Typically, when designing a view either on the web or mobile it should be responsive to changes in size and be usable in a variety of aspect ratios. When done correctly, this allows a mobile app to provide a useful UI in landscape or portrait orientation. However, sometimes it’s still useful to know the display orientation of the device.

As a concrete example, in the Emberall app (currently in private beta) we allow users to record personal histories on video. We’ve found that when a video is recorded in landscape, watching it later becomes a much more enjoyable experience. To facilitate this, we prompt users who we detect are recording a video in portrait orentation to rotate their phones.

To display this prompt, we need to know the current orientation of the device’s UI. We first investigated using the react-native-orientation library, but unfortunately on iOS it reports the device’s orientation as determined by accelerometer data directly, without taking into account any orientation lock the user may have enabled. It won’t get us the actual UI orientation.

Solution

An elegant solution is to set an onLayout listener on our app’s root view. This callback is only fired when a view’s layout has been changed, which in the root element’s case normally occurs on app startup or when the device’s orientation changes.
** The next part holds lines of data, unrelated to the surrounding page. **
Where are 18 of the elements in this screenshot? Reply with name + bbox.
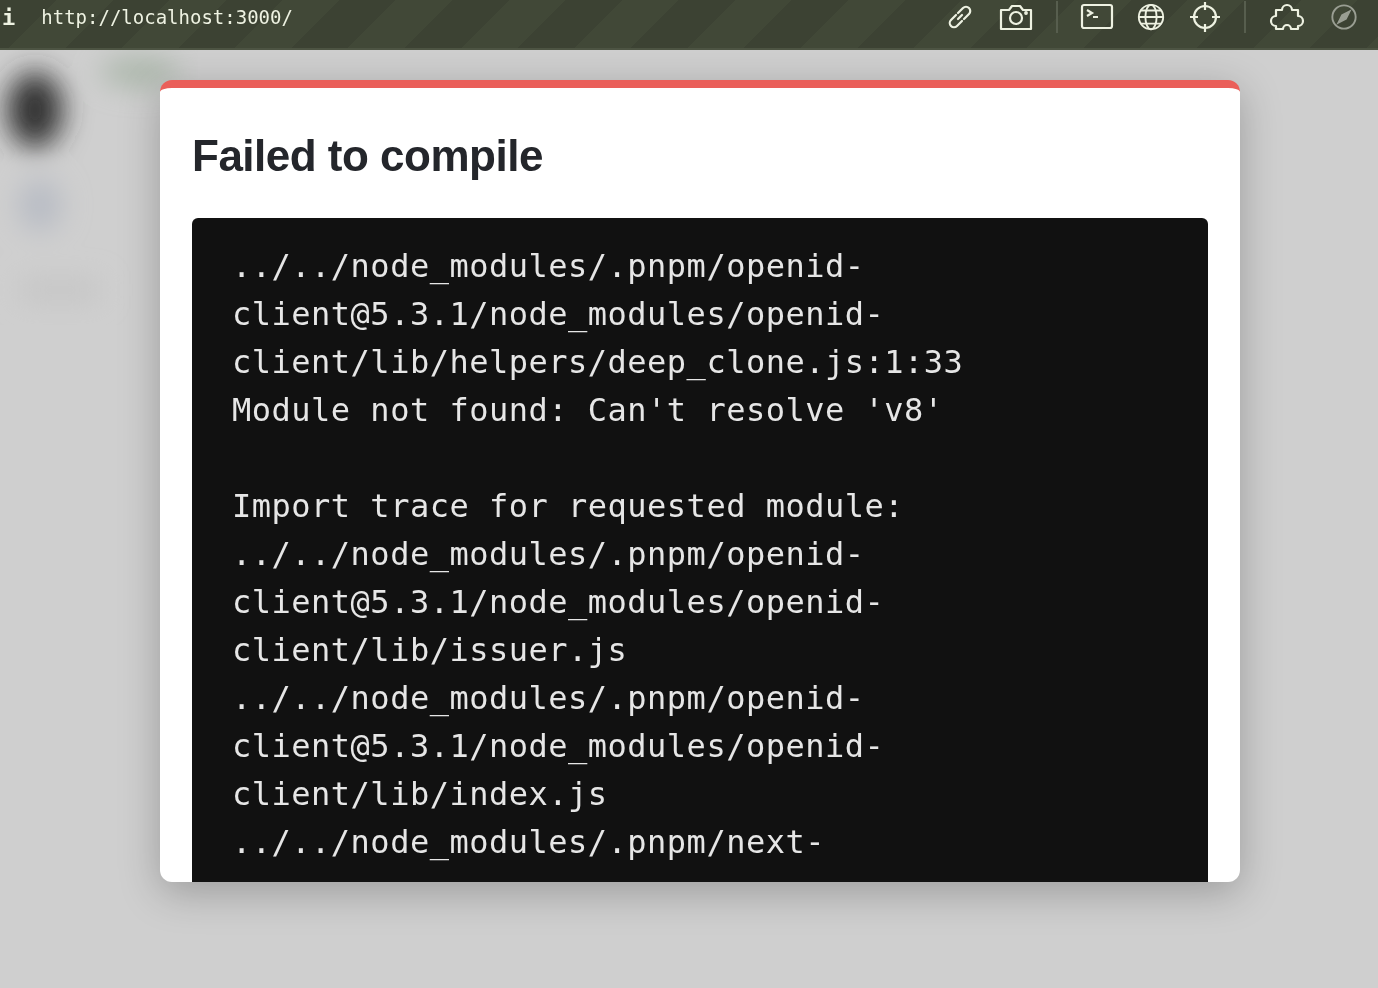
code-line: Import trace for requested module:	[232, 486, 905, 527]
code-line: client/lib/issuer.js	[232, 630, 628, 671]
code-line: client@5.3.1/node_modules/openid-	[232, 582, 885, 623]
globe-icon[interactable]	[1136, 2, 1166, 32]
code-line: client/lib/helpers/deep_clone.js:1:33	[232, 342, 964, 383]
code-line: Module not found: Can't resolve 'v8'	[232, 390, 944, 431]
code-line: client@5.3.1/node_modules/openid-	[232, 726, 885, 767]
dialog-title: Failed to compile	[192, 130, 544, 182]
code-line: ../../node_modules/.pnpm/next-	[232, 822, 825, 863]
info-icon[interactable]: i	[2, 4, 16, 30]
code-line: client/lib/index.js	[232, 774, 608, 815]
code-line: client@5.3.1/node_modules/openid-	[232, 294, 885, 335]
code-line: ../../node_modules/.pnpm/openid-	[232, 246, 865, 287]
code-line: ../../node_modules/.pnpm/openid-	[232, 678, 865, 719]
address-bar-url[interactable]: http://localhost:3000/	[41, 6, 293, 28]
terminal-icon[interactable]	[1080, 3, 1114, 31]
code-line: ../../node_modules/.pnpm/openid-	[232, 534, 865, 575]
crosshair-icon[interactable]	[1188, 0, 1222, 34]
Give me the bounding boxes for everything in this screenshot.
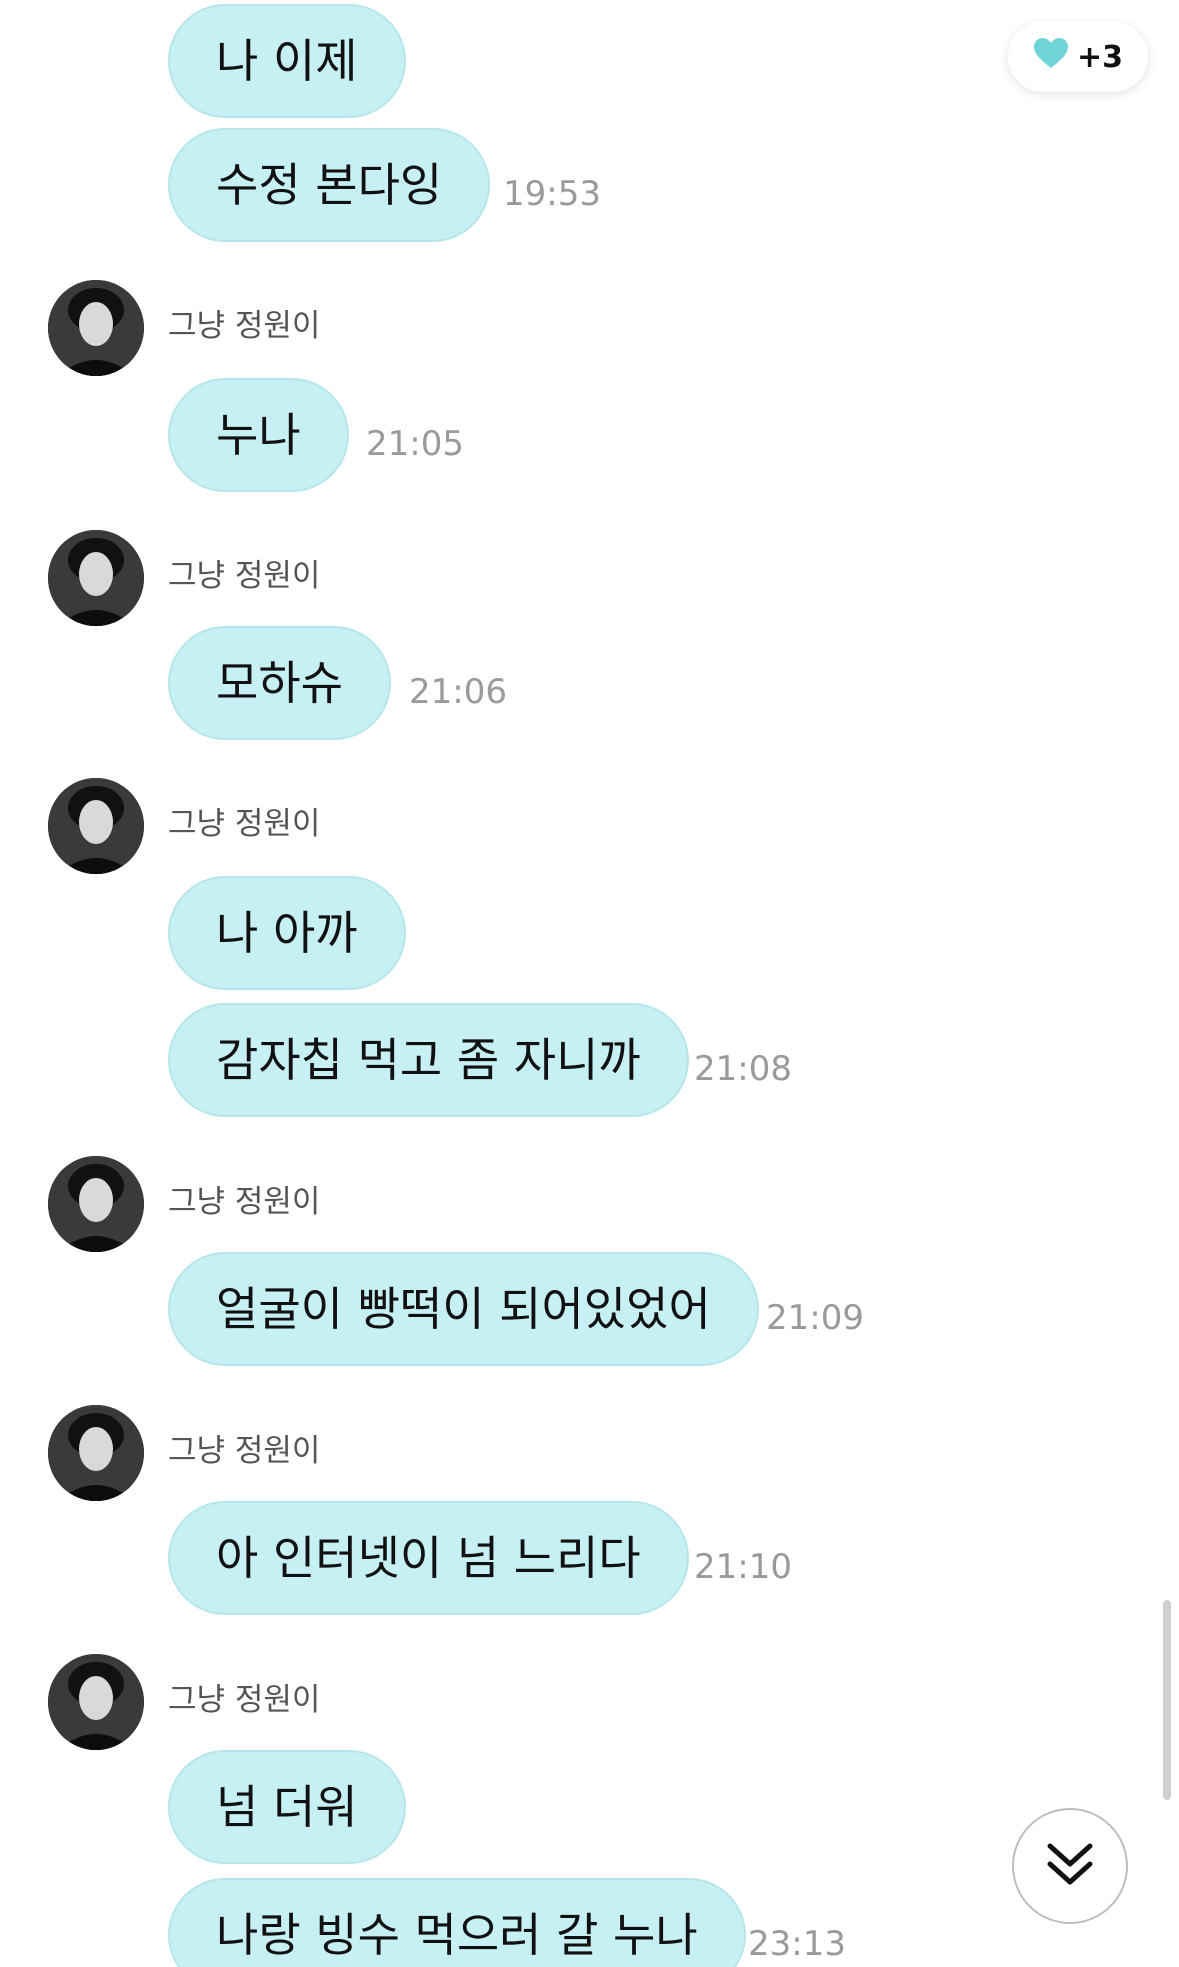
chat-screen[interactable]: +3 나 이제 수정 본다잉 19:53 그냥 정원이 누나 21:05 그냥 … [0,0,1179,1967]
message-text: 수정 본다잉 [216,158,443,212]
message-text: 넘 더워 [216,1780,358,1834]
sender-name: 그냥 정원이 [168,1682,321,1718]
message-time: 21:06 [409,672,507,712]
message-time: 21:05 [366,424,464,464]
message-text: 나 이제 [216,34,358,88]
message-time: 21:09 [766,1298,864,1338]
avatar[interactable] [48,1405,144,1501]
reaction-count: +3 [1076,39,1123,75]
message-text: 누나 [216,408,301,462]
message-bubble[interactable]: 나 이제 [168,4,406,118]
reaction-badge[interactable]: +3 [1008,22,1148,92]
message-time: 21:08 [694,1049,792,1089]
message-text: 얼굴이 빵떡이 되어있었어 [216,1282,711,1336]
double-chevron-down-icon [1044,1838,1096,1894]
message-time: 21:10 [694,1547,792,1587]
sender-name: 그냥 정원이 [168,806,321,842]
message-bubble[interactable]: 나 아까 [168,876,406,990]
message-bubble[interactable]: 누나 [168,378,349,492]
avatar[interactable] [48,1156,144,1252]
scrollbar[interactable] [1163,1600,1171,1800]
message-bubble[interactable]: 모하슈 [168,626,391,740]
message-bubble[interactable]: 나랑 빙수 먹으러 갈 누나 [168,1878,746,1967]
message-bubble[interactable]: 아 인터넷이 넘 느리다 [168,1501,689,1615]
sender-name: 그냥 정원이 [168,558,321,594]
avatar[interactable] [48,530,144,626]
sender-name: 그냥 정원이 [168,308,321,344]
sender-name: 그냥 정원이 [168,1184,321,1220]
message-text: 나 아까 [216,906,358,960]
message-text: 모하슈 [216,656,343,710]
message-time: 23:13 [748,1924,846,1964]
message-bubble[interactable]: 얼굴이 빵떡이 되어있었어 [168,1252,759,1366]
avatar[interactable] [48,1654,144,1750]
sender-name: 그냥 정원이 [168,1433,321,1469]
scroll-to-bottom-button[interactable] [1012,1808,1128,1924]
message-bubble[interactable]: 넘 더워 [168,1750,406,1864]
avatar[interactable] [48,280,144,376]
message-text: 나랑 빙수 먹으러 갈 누나 [216,1908,698,1962]
message-time: 19:53 [503,174,601,214]
message-bubble[interactable]: 감자칩 먹고 좀 자니까 [168,1003,689,1117]
avatar[interactable] [48,778,144,874]
message-text: 감자칩 먹고 좀 자니까 [216,1033,641,1087]
heart-icon [1033,37,1069,77]
message-bubble[interactable]: 수정 본다잉 [168,128,491,242]
message-text: 아 인터넷이 넘 느리다 [216,1531,641,1585]
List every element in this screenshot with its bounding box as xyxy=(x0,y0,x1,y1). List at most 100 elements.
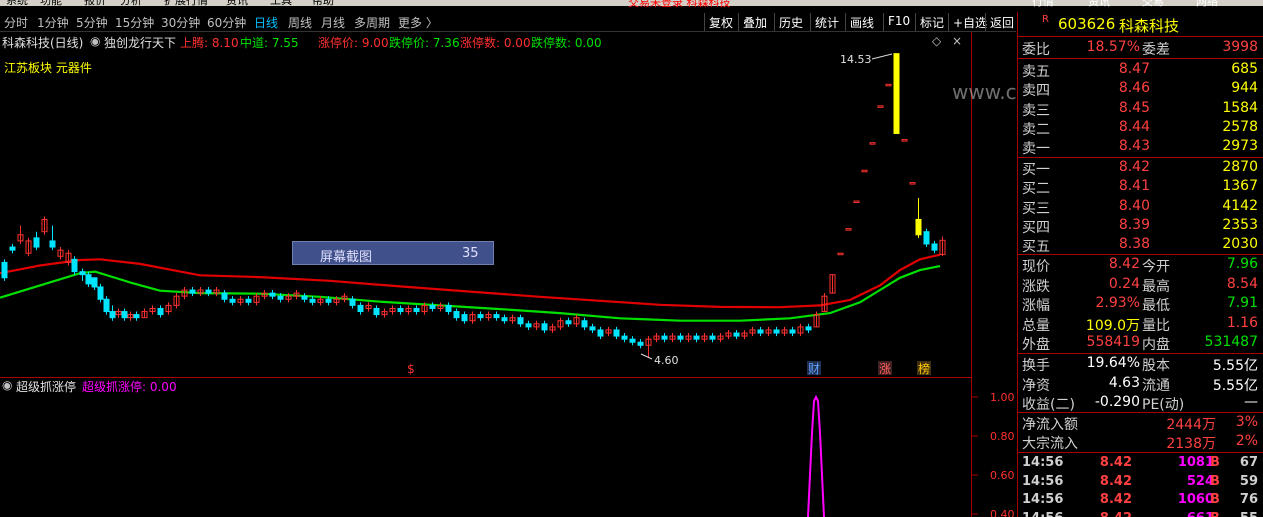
stat-value: 8.54 xyxy=(1226,275,1258,292)
buy-row: 买三 8.40 4142 xyxy=(1018,197,1263,217)
period-tab[interactable]: 周线 xyxy=(288,14,312,31)
circle-icon[interactable]: ◉ xyxy=(2,378,12,392)
close-icon[interactable]: × xyxy=(952,34,962,48)
period-tab[interactable]: 5分钟 xyxy=(76,14,108,31)
stat-label: 今开 xyxy=(1142,259,1170,275)
window-title: 交易未登录 科森科技 xyxy=(628,0,731,9)
flow-value: 2138万 xyxy=(1166,436,1216,453)
candle xyxy=(645,336,652,358)
candle xyxy=(461,311,468,324)
toolbar-button[interactable]: F10 xyxy=(883,13,914,31)
flow-percent: 2% xyxy=(1235,433,1258,450)
order-label: 卖三 xyxy=(1022,102,1050,119)
order-volume: 4142 xyxy=(1222,197,1258,214)
candle xyxy=(485,311,492,321)
period-tab[interactable]: 更多 〉 xyxy=(398,14,438,31)
tick-price: 8.42 xyxy=(1099,492,1132,508)
toolbar-button[interactable]: 历史 xyxy=(774,13,807,31)
flow-label: 净流入额 xyxy=(1022,417,1078,433)
period-tab[interactable]: 30分钟 xyxy=(161,14,200,31)
kline-chart[interactable]: 14.0013.0012.0011.0010.009.008.007.006.0… xyxy=(0,50,972,377)
candle xyxy=(133,311,140,321)
candle xyxy=(141,308,148,319)
candle xyxy=(49,225,56,251)
stat-value: 4.63 xyxy=(1108,374,1140,391)
menu-item[interactable]: 扩展行情 xyxy=(164,0,208,8)
candle xyxy=(509,314,516,324)
candle xyxy=(477,311,484,321)
menu-item[interactable]: 工具 xyxy=(270,0,292,8)
candle xyxy=(717,333,724,343)
toolbar-button[interactable]: 画线 xyxy=(845,13,878,31)
sell-row: 卖三 8.45 1584 xyxy=(1018,99,1263,119)
menu-item[interactable]: 功能 xyxy=(40,0,62,8)
r-icon: R xyxy=(1042,14,1049,25)
candle xyxy=(115,308,122,318)
menu-item[interactable]: 资讯 xyxy=(226,0,248,8)
toolbar-button[interactable]: 统计 xyxy=(810,13,843,31)
mid-value: 中道: 7.55 xyxy=(240,36,299,50)
period-tab[interactable]: 多周期 xyxy=(354,14,390,31)
candle xyxy=(837,252,844,256)
event-marker: 涨 xyxy=(879,361,891,376)
menu-item[interactable]: 报价 xyxy=(84,0,106,8)
period-tab[interactable]: 60分钟 xyxy=(207,14,246,31)
candle xyxy=(749,326,756,337)
candle xyxy=(365,302,372,312)
menu-item[interactable]: 帮助 xyxy=(312,0,334,8)
candle xyxy=(931,240,938,254)
menu-right-item[interactable]: 行情 xyxy=(1032,0,1054,9)
screenshot-overlay[interactable]: 屏幕截图 35 xyxy=(292,241,494,265)
period-tab[interactable]: 月线 xyxy=(321,14,345,31)
candle xyxy=(517,314,524,327)
menu-right-item[interactable]: 网络 xyxy=(1196,0,1218,9)
ratio-label: 委比 xyxy=(1022,42,1050,58)
stat-value: 5.55亿 xyxy=(1212,377,1258,394)
indicator-name[interactable]: 独创龙行天下 xyxy=(104,34,176,51)
order-volume: 685 xyxy=(1231,61,1258,77)
quote-panel: R 603626 科森科技 委比 18.57% 委差 3998 卖五 8.47 685 卖四 8… xyxy=(1017,12,1263,517)
order-label: 卖二 xyxy=(1022,121,1050,138)
event-marker: 榜 xyxy=(918,361,930,376)
toolbar-button[interactable]: 标记 xyxy=(915,13,948,31)
candle xyxy=(221,290,228,303)
stat-value: 8.42 xyxy=(1108,256,1140,272)
circle-icon[interactable]: ◉ xyxy=(90,34,100,48)
stat-label: 净资 xyxy=(1022,377,1050,394)
tick-side: B xyxy=(1210,473,1220,489)
candle xyxy=(861,169,868,173)
stat-label: 流通 xyxy=(1142,377,1170,394)
period-tab[interactable]: 分时 xyxy=(4,14,28,31)
menu-right-item[interactable]: 交易 xyxy=(1142,0,1164,9)
toolbar-button[interactable]: 复权 xyxy=(704,13,737,31)
menu-item[interactable]: 系统 xyxy=(6,0,28,8)
high-marker: 14.53 xyxy=(840,53,872,66)
period-tab[interactable]: 日线 xyxy=(254,14,278,31)
candle xyxy=(653,333,660,343)
period-tab[interactable]: 1分钟 xyxy=(37,14,69,31)
diff-label: 委差 xyxy=(1142,42,1170,58)
stat-value: — xyxy=(1244,394,1258,411)
stat-label: 内盘 xyxy=(1142,337,1170,354)
divider xyxy=(1018,36,1263,37)
order-label: 卖一 xyxy=(1022,141,1050,158)
stat-row: 涨跌 0.24 最高 8.54 xyxy=(1018,275,1263,295)
menu-right-item[interactable]: 资讯 xyxy=(1088,0,1110,9)
buy-row: 买一 8.42 2870 xyxy=(1018,158,1263,178)
candle xyxy=(237,296,244,306)
menu-item[interactable]: 分析 xyxy=(120,0,142,8)
candle xyxy=(301,293,308,303)
candle xyxy=(229,296,236,306)
stock-name: 科森科技 xyxy=(1119,17,1180,35)
candle xyxy=(923,228,930,248)
candle xyxy=(725,329,732,340)
period-tab[interactable]: 15分钟 xyxy=(115,14,154,31)
tick-time: 14:56 xyxy=(1022,511,1063,517)
toolbar-button[interactable]: 返回 xyxy=(985,13,1018,31)
toolbar-button[interactable]: 叠加 xyxy=(738,13,771,31)
candle xyxy=(597,326,604,340)
candle xyxy=(565,317,572,327)
stat-label: 换手 xyxy=(1022,358,1050,374)
stat-value: 558419 xyxy=(1086,334,1140,351)
diamond-icon[interactable]: ◇ xyxy=(932,34,941,48)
Here’s an extract from our app’s code:

// Extract from the root element in our app's index.js

class App extends Component {
  _onLayout = event => this.props.appLayout(event.nativeEvent.layout);

  render() {
    return (
      <View onLayout={this._onLayout}>
        {/* Subviews... */}
      </View>
    );
  }
}

In our case this.props.appLayout is connected to a Redux action, which is implemented as follows (you can just ignore the (Flow)[] annotations if you don’t use it):

export const SET_ORIENTATION = 'deviceStatus/SET_ORIENTATION';
export function appLayout(event: {width:number, height:number}):StoreAction {
  const { width, height } = event;
  const orientation = (width > height) ? 'LANDSCAPE' : 'PORTRAIT';
  return { type: SET_ORIENTATION, payload: orientation };
}

We then implement a Redux reducer to listen for the SET_ORIENTATION event, and make the device’s orientation available to store consumers.

Limitations

Since we use window size as a proxy for camera orientation, this approach will fail when the window’s orientation doesn’t match the camera’s. For example, if our app is loaded on an Android or iOS tablet in split-screen it may believe that the device is in portrait orientation when it’s really in landscape.